Evaluation of the Microbiological Efficacy of a Single 2-Gram Dose of Extended-Release Azithromycin by Population Pharmacokinetics and Simulation in Japanese Patients with Gonococcal Urethritis

Abstract

The objective of this study was to analyze the relationship between the pharmacokinetic (PK)/pharmacodynamic (PD) parameters of a single 2-g dose of extended-release formulation of azithromycin (AZM-SR) and its microbiological efficacy against gonococcal urethritis. Fifty male patients with gonococcal urethritis were enrolled in this study. In 36 patients, the plasma AZM concentrations were measured using liquid chromatography-tandem mass spectrometry, the AZM MIC values for the Neisseria gonorrhoeae isolates were determined, and the microbiological outcomes were assessed. AZM-SR monotherapy eradicated N. gonorrhoeae in 30 (83%) of the 36 patients. AZM MICs ranged from 0.03 to 2 mg/liter. The mean value of the area under the concentration-time curve (AUC), estimated by population PK analysis using a two-compartment model, was 20.8 mg · h/liter. Logistic regression analysis showed that the PK/PD target value required to predict an N. gonorrhoeae eradication rate of ≥95% was a calculated AUC/MIC of ≥59.5. The AUC/MIC value was significantly higher in patients who achieved microbiological cure than in patients who achieved microbiological failure. Monte Carlo simulation using this MIC distribution revealed that the probability that AZM-SR monotherapy would produce an AUC/MIC exceeding the AUC/MIC target of 59.5 was 47%. Furthermore, the MIC distribution for strains isolated in this study was mostly consistent with that for strains currently circulating in Japan. In conclusion, in Japan, AZM-SR monotherapy may not be effective against gonococcal urethritis. Therefore, use of a single 2-g dose of AZM-SR either with or without other antibiotics could be an option to treat gonococcal urethritis if patients are allergic to ceftriaxone and spectinomycin or are diagnosed to be infected with an AZM-sensitive strain.

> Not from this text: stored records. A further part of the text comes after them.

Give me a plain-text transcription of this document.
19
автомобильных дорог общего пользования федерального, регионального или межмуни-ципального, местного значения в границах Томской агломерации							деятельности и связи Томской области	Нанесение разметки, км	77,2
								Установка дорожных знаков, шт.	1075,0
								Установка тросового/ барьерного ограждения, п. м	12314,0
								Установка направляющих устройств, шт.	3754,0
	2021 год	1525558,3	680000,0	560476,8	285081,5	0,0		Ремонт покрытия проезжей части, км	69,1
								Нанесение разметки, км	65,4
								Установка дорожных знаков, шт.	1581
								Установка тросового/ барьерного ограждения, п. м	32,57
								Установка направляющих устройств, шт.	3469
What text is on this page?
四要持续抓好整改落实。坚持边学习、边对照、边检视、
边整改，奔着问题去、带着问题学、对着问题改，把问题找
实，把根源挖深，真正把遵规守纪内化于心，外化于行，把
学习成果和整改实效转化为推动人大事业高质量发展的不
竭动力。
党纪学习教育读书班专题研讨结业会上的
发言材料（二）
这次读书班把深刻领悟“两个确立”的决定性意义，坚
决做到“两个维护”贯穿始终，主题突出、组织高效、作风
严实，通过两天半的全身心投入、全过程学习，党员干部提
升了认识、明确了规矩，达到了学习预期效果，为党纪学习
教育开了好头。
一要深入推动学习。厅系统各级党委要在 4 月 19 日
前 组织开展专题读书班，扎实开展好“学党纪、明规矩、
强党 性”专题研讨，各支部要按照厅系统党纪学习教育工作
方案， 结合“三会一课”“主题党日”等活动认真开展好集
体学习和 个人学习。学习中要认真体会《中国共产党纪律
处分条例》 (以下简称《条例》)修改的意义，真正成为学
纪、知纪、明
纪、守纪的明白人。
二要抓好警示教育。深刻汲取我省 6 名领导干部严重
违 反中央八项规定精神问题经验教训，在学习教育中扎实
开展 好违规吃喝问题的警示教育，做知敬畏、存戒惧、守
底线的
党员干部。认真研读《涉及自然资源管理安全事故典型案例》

Keywords: Monte Carlo simulation; Neisseria gonorrhoeae; PK/PD; azithromycin; gonococcal urethritis.

FIG 1

Typical AZM LC-MS/MS chromatograms and goodness-of-fit plots for the final PK model. (A) Chromatograms showing the results for plasma AZM concentrations of 300 (i), 100 (ii), 30 (iii), and 10 (iv) ng/ml; (B) scatter plots of observed plasma AZM concentrations (Cobs) versus individual model predictions (IPRED); (C) conditional weighted residuals (CWRES) versus population predictions (PRED); (D) CWRES versus time after dose.

FIG 2

Comparison of AZM PK parameters (AUC, MIC, and AUC/MIC) in 36 patients with gonococcal urethritis. (A) AUC; (B) MIC; (C) AUC/MIC. Each line represents the median. P values were calculated by the Mann-Whitney U test.

FIG 3

Probability of cure following AZM-SR administration. The solid line shows the logistic regression curve, and open circles represent clinical data.

FIG 4

Probability of target attainment achieved with 2 g AZM-SR, 2 g AZM, and 1 g AZM at each MIC and the cumulative probability of AUC/MIC distributions calculated by Monte Carlo simulation. (A) The plots show data for 2 g AZM-SR (open circles, solid lines), 1 g AZM (open triangles, dashed lines), and 2 g AZM (open diamonds, dotted lines). (B) Each line represents 2 g AZM-SR (solid lines), 1 g AZM (dashed lines), and 2 g AZM (dotted lines).